Rajasthan in western India is well known for, amongst other things, block printed fabrics. In my research for fair trade goods, I had found a small organisation in a village outside Jaipur, where the artisans are paid very well. I made contact with them before I left Australia and was very eager to meet the block carvers, dyers and printers and see their work.
Getting to Bagru village was a bit of a drama, but so worth it in the end. I had made enquiries about local buses that would take me there from Jaipur, but I had managed to get to the wrong bus stop and wasted some time for a bus that would never some. With the help of locals, I found the right stop, but every bus that came by was full to overflowing with passengers hanging out the doors. So it was in a rickety and uncomfortable autorick that I eventually arrived in the village several hours later.

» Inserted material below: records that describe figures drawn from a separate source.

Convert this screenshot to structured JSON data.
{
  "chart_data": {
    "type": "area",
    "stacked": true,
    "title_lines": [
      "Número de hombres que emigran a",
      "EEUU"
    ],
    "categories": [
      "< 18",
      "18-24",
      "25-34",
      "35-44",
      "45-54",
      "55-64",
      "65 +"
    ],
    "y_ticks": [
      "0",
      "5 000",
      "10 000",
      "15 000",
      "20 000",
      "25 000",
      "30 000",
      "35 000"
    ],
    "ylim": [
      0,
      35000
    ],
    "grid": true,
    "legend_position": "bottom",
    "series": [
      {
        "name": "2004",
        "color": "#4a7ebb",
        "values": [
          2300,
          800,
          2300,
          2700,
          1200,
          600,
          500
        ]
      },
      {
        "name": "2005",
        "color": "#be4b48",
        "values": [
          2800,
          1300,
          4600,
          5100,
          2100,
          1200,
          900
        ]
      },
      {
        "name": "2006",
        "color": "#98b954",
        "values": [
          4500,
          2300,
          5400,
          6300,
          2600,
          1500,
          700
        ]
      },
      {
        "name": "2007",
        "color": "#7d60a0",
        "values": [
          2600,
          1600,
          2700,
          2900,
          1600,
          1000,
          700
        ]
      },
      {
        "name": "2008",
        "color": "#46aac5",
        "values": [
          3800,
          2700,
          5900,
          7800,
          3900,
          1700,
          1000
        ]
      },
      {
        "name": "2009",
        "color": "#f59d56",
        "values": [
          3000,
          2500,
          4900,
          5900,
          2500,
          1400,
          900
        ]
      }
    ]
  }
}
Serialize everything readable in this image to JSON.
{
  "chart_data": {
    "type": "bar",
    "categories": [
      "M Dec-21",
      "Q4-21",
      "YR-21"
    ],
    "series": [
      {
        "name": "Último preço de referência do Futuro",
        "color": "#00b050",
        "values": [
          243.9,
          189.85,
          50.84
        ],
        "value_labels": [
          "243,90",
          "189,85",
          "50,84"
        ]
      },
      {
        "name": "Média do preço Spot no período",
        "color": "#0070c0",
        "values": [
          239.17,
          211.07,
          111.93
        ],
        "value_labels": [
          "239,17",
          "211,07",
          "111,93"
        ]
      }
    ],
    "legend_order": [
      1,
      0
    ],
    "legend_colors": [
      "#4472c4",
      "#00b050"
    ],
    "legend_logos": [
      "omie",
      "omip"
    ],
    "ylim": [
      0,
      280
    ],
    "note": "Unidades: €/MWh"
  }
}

There was no mistaking that this is a printing village: colourful lengths of fabric hang from buildings, drying in the sun.
Bagru is known for natural dyes and hand block printing . The three-centuries-old tradition of block printing is kept alive with the efforts of Bagru artisans.
Chippa Mohalla (printer’s quarter) is the area where people are always engrossed with dyes and blocks. The three-centuries-old tradition of block printing is kept alive with the efforts of Bagru artisans. Keeping the convention, these artisans smear the cloth with Fuller’s earth from the riverside and then dip it in turmeric water to get the habitual cream color background. After that, they stamp the cloth with hand carved wooden blocks using natural dyes. Artisans use traditional vegetable dyes for printing the cloth: blue from indigo, greens from indigo mixed with pomegranate, red from madder root and yellow from turmeric.
Walking through the streets, I met the block carvers sitting in the winter sunshine carving chunks of wood into delicate printing blocks; saw the indigo dyers plunging cloth into deep dye pits, and women carrying great lengths of fabric to dry laid out on the ground.
I met printers in their home workshops creating beautiful textiles with a combination of block and discharge printing.
The block printed bedcovers I bought were all made by husband and wife team, Chandra Prakash and Reshma Devi. They have a keen sense of design and colour and make all their textiles in their house and dry them in the courtyard. Their designs created from multiple intricately carved wood blocks and layers of colour.